What is it about video games that motivates kids to try again and again even when they fail?

Mark Rober, former NASA and Apple engineer and current Science YouTuber, ran an experiment to try to answer this question.

He had 50,000 participants attempt to solve a computer programming puzzle. He assigned two different versions of the challenge:

In one version, if participants weren’t successful, they got a message that said: “That didn’t work. Please try again.” They did not lose points for failing.

In the other version, if participants weren’t successful, they got a message that said: “That didn’t work. You lost 5 points. You now have 195 points. Please try again.”

For those who lost points for failed attempts, their success rate in completing the puzzle was around 52%.

For those who did not lose points for failed attempts, their success rate was 68%. Participants in this group had nearly 2.5 times more attempts to solve the puzzle. On average, they learned more from trial and error and got better results.

My takeaway from Rober’s experiment is that when mistakes are not penalized, people are more likely to keep trying. And if they keep trying, they have more chances of eventually succeeding.

This sounds straightforward, yet in school we don’t operate this way.

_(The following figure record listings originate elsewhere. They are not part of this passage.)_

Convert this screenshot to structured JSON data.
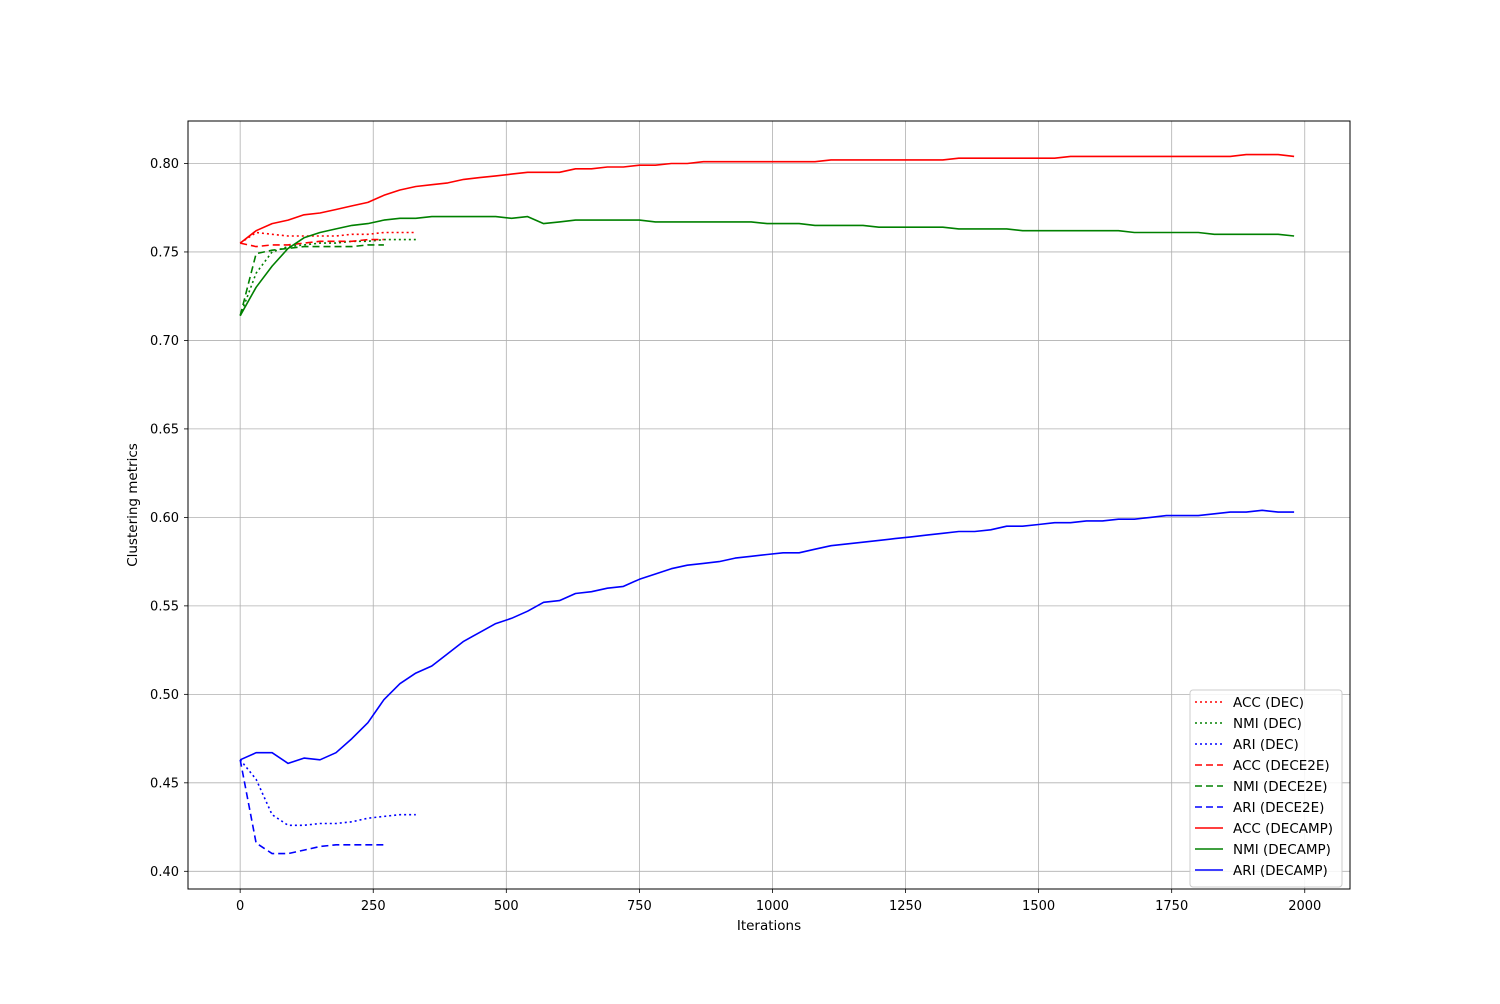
{
  "chart_data": {
    "type": "line",
    "xlabel": "Iterations",
    "ylabel": "Clustering metrics",
    "xlim": [
      -98,
      2085
    ],
    "ylim": [
      0.39,
      0.824
    ],
    "x_ticks": [
      0,
      250,
      500,
      750,
      1000,
      1250,
      1500,
      1750,
      2000
    ],
    "x_tick_labels": [
      "0",
      "250",
      "500",
      "750",
      "1000",
      "1250",
      "1500",
      "1750",
      "2000"
    ],
    "y_ticks": [
      0.4,
      0.45,
      0.5,
      0.55,
      0.6,
      0.65,
      0.7,
      0.75,
      0.8
    ],
    "y_tick_labels": [
      "0.40",
      "0.45",
      "0.50",
      "0.55",
      "0.60",
      "0.65",
      "0.70",
      "0.75",
      "0.80"
    ],
    "grid": true,
    "legend_position": "lower-right",
    "series": [
      {
        "name": "ACC (DEC)",
        "color": "#ff0000",
        "style": "dotted",
        "x": [
          0,
          30,
          60,
          90,
          120,
          150,
          180,
          210,
          240,
          270,
          300,
          330
        ],
        "y": [
          0.755,
          0.761,
          0.76,
          0.759,
          0.759,
          0.759,
          0.759,
          0.76,
          0.76,
          0.761,
          0.761,
          0.761
        ]
      },
      {
        "name": "NMI (DEC)",
        "color": "#008000",
        "style": "dotted",
        "x": [
          0,
          30,
          60,
          90,
          120,
          150,
          180,
          210,
          240,
          270,
          300,
          330
        ],
        "y": [
          0.714,
          0.738,
          0.75,
          0.753,
          0.754,
          0.755,
          0.755,
          0.756,
          0.756,
          0.757,
          0.757,
          0.757
        ]
      },
      {
        "name": "ARI (DEC)",
        "color": "#0000ff",
        "style": "dotted",
        "x": [
          0,
          30,
          60,
          90,
          120,
          150,
          180,
          210,
          240,
          270,
          300,
          330
        ],
        "y": [
          0.463,
          0.452,
          0.432,
          0.426,
          0.426,
          0.427,
          0.427,
          0.428,
          0.43,
          0.431,
          0.432,
          0.432
        ]
      },
      {
        "name": "ACC (DECE2E)",
        "color": "#ff0000",
        "style": "dashed",
        "x": [
          0,
          30,
          60,
          90,
          120,
          150,
          180,
          210,
          240,
          270
        ],
        "y": [
          0.755,
          0.753,
          0.754,
          0.754,
          0.755,
          0.756,
          0.756,
          0.756,
          0.757,
          0.757
        ]
      },
      {
        "name": "NMI (DECE2E)",
        "color": "#008000",
        "style": "dashed",
        "x": [
          0,
          30,
          60,
          90,
          120,
          150,
          180,
          210,
          240,
          270
        ],
        "y": [
          0.714,
          0.749,
          0.751,
          0.752,
          0.753,
          0.753,
          0.753,
          0.753,
          0.754,
          0.754
        ]
      },
      {
        "name": "ARI (DECE2E)",
        "color": "#0000ff",
        "style": "dashed",
        "x": [
          0,
          30,
          60,
          90,
          120,
          150,
          180,
          210,
          240,
          270
        ],
        "y": [
          0.463,
          0.416,
          0.41,
          0.41,
          0.412,
          0.414,
          0.415,
          0.415,
          0.415,
          0.415
        ]
      },
      {
        "name": "ACC (DECAMP)",
        "color": "#ff0000",
        "style": "solid",
        "x": [
          0,
          30,
          60,
          90,
          120,
          150,
          180,
          210,
          240,
          270,
          300,
          330,
          360,
          390,
          420,
          450,
          480,
          510,
          540,
          570,
          600,
          630,
          660,
          690,
          720,
          750,
          780,
          810,
          840,
          870,
          900,
          930,
          960,
          990,
          1020,
          1050,
          1080,
          1110,
          1140,
          1170,
          1200,
          1230,
          1260,
          1290,
          1320,
          1350,
          1380,
          1410,
          1440,
          1470,
          1500,
          1530,
          1560,
          1590,
          1620,
          1650,
          1680,
          1710,
          1740,
          1770,
          1800,
          1830,
          1860,
          1890,
          1920,
          1950,
          1980
        ],
        "y": [
          0.755,
          0.762,
          0.766,
          0.768,
          0.771,
          0.772,
          0.774,
          0.776,
          0.778,
          0.782,
          0.785,
          0.787,
          0.788,
          0.789,
          0.791,
          0.792,
          0.793,
          0.794,
          0.795,
          0.795,
          0.795,
          0.797,
          0.797,
          0.798,
          0.798,
          0.799,
          0.799,
          0.8,
          0.8,
          0.801,
          0.801,
          0.801,
          0.801,
          0.801,
          0.801,
          0.801,
          0.801,
          0.802,
          0.802,
          0.802,
          0.802,
          0.802,
          0.802,
          0.802,
          0.802,
          0.803,
          0.803,
          0.803,
          0.803,
          0.803,
          0.803,
          0.803,
          0.804,
          0.804,
          0.804,
          0.804,
          0.804,
          0.804,
          0.804,
          0.804,
          0.804,
          0.804,
          0.804,
          0.805,
          0.805,
          0.805,
          0.804
        ]
      },
      {
        "name": "NMI (DECAMP)",
        "color": "#008000",
        "style": "solid",
        "x": [
          0,
          30,
          60,
          90,
          120,
          150,
          180,
          210,
          240,
          270,
          300,
          330,
          360,
          390,
          420,
          450,
          480,
          510,
          540,
          570,
          600,
          630,
          660,
          690,
          720,
          750,
          780,
          810,
          840,
          870,
          900,
          930,
          960,
          990,
          1020,
          1050,
          1080,
          1110,
          1140,
          1170,
          1200,
          1230,
          1260,
          1290,
          1320,
          1350,
          1380,
          1410,
          1440,
          1470,
          1500,
          1530,
          1560,
          1590,
          1620,
          1650,
          1680,
          1710,
          1740,
          1770,
          1800,
          1830,
          1860,
          1890,
          1920,
          1950,
          1980
        ],
        "y": [
          0.714,
          0.73,
          0.742,
          0.752,
          0.758,
          0.761,
          0.763,
          0.765,
          0.766,
          0.768,
          0.769,
          0.769,
          0.77,
          0.77,
          0.77,
          0.77,
          0.77,
          0.769,
          0.77,
          0.766,
          0.767,
          0.768,
          0.768,
          0.768,
          0.768,
          0.768,
          0.767,
          0.767,
          0.767,
          0.767,
          0.767,
          0.767,
          0.767,
          0.766,
          0.766,
          0.766,
          0.765,
          0.765,
          0.765,
          0.765,
          0.764,
          0.764,
          0.764,
          0.764,
          0.764,
          0.763,
          0.763,
          0.763,
          0.763,
          0.762,
          0.762,
          0.762,
          0.762,
          0.762,
          0.762,
          0.762,
          0.761,
          0.761,
          0.761,
          0.761,
          0.761,
          0.76,
          0.76,
          0.76,
          0.76,
          0.76,
          0.759
        ]
      },
      {
        "name": "ARI (DECAMP)",
        "color": "#0000ff",
        "style": "solid",
        "x": [
          0,
          30,
          60,
          90,
          120,
          150,
          180,
          210,
          240,
          270,
          300,
          330,
          360,
          390,
          420,
          450,
          480,
          510,
          540,
          570,
          600,
          630,
          660,
          690,
          720,
          750,
          780,
          810,
          840,
          870,
          900,
          930,
          960,
          990,
          1020,
          1050,
          1080,
          1110,
          1140,
          1170,
          1200,
          1230,
          1260,
          1290,
          1320,
          1350,
          1380,
          1410,
          1440,
          1470,
          1500,
          1530,
          1560,
          1590,
          1620,
          1650,
          1680,
          1710,
          1740,
          1770,
          1800,
          1830,
          1860,
          1890,
          1920,
          1950,
          1980
        ],
        "y": [
          0.463,
          0.467,
          0.467,
          0.461,
          0.464,
          0.463,
          0.467,
          0.475,
          0.484,
          0.497,
          0.506,
          0.512,
          0.516,
          0.523,
          0.53,
          0.535,
          0.54,
          0.543,
          0.547,
          0.552,
          0.553,
          0.557,
          0.558,
          0.56,
          0.561,
          0.565,
          0.568,
          0.571,
          0.573,
          0.574,
          0.575,
          0.577,
          0.578,
          0.579,
          0.58,
          0.58,
          0.582,
          0.584,
          0.585,
          0.586,
          0.587,
          0.588,
          0.589,
          0.59,
          0.591,
          0.592,
          0.592,
          0.593,
          0.595,
          0.595,
          0.596,
          0.597,
          0.597,
          0.598,
          0.598,
          0.599,
          0.599,
          0.6,
          0.601,
          0.601,
          0.601,
          0.602,
          0.603,
          0.603,
          0.604,
          0.603,
          0.603
        ]
      }
    ]
  }
}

Kids in school are taught that if they try and fail, they will get penalized with a bad grade that will go on their permanent record.

What if we reframed the learning process in such a way that kids did not concern themselves with failure? How much more could they learn? How much more successful could they be?

Mark Rober calls this The Super Mario Effect: focusing on the princess (the end goal) and not the pits (mistakes and failures), to stick with a task and to learn more.

​In Super Mario video games, what matters is getting to the finish line and beating the game, regardless of how many tries it takes. Mistakes are seen as part of the learning process. Kids know that every time they fail, they gain insight into what they need to do next. Through trial and error, kids get really good and learn a ton in a very short amount of time.

When we frame learning challenges using the Super Mario Effect, kids actually want to engage. It feels natural to ignore the failures and want to get up and try again.​

I am a fan of gamifying the learning process: Instead of making grades the focus, let’s push kids to focus on the cool end goal, regardless of how many tries it takes them to get there.

Gamification will be key to transform childhood education. We need to get kids excited and curious about their own end goals, focusing less on short-term marks or grades. We need to normalize making mistakes and learning from them. Most of the people, products, and ideas we admire today failed painfully on their way to success.